In Australia at the moment the classic example of this must surely be the intense interest in the Keli Lane case.  Ms Lane had five children.  She is accused of concealing the pregnancies in order to maintain her image as a sportwoman.  She is also accused of murdering four of the five (one child was adopted out). 

No one is contesting three of the murders: they were perfectly legally, through abortion. 

She is on trial for the fourth only, because it is allegedly a case of infanticide.  Yet because there is no body, the pattern exposed by her abortions has become part of the Crown's case against her.  And it is her seemingly casual and callous, utilitarian approach that has the tabloids agog. 

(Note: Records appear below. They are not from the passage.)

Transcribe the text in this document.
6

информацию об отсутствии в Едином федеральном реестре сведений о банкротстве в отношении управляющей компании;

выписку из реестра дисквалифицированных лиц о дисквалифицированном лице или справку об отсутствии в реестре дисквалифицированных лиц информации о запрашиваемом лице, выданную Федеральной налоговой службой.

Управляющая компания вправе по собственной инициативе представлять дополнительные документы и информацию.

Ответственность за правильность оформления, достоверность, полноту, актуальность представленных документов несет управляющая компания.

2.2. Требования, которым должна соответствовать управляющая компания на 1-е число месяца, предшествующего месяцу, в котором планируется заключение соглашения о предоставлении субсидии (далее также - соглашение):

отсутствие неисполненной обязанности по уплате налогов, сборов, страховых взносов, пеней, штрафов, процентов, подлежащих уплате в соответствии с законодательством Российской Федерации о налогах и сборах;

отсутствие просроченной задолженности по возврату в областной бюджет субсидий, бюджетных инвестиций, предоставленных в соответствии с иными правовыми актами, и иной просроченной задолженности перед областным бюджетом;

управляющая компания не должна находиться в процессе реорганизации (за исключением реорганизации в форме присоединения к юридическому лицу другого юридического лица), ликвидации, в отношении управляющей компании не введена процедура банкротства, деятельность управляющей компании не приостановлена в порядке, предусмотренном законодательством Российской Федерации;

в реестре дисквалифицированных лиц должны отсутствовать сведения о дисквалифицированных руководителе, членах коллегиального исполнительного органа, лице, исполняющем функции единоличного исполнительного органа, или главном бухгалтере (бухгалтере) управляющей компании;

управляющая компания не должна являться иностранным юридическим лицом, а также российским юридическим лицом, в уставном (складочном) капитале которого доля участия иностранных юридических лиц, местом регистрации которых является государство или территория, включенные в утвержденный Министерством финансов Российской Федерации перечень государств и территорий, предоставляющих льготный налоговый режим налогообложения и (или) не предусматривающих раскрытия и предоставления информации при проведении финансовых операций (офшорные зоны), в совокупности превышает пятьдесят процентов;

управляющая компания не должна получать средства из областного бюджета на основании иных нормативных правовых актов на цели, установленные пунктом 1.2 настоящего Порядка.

Creating cognitive dissonance

But really, even if Lane is found guilty, has she really have done anything more than permitted and even encouraged by our society?  In Victoria, she could potentially have had a legal abortion even after 24 weeks - so why does a few days on the other side matter? 

The answer of course is that it doesn't.  A child is a child is a child; and murder is murder whenever it occurs.  Whether the child is still in the womb or not is completely irrelevant to objective realities.

Cases like Lane's can help highlight the contradictions and maybe help raise doubts of received views in people's minds.

We should pray for people to start questioning what they have been brainwashed into believing.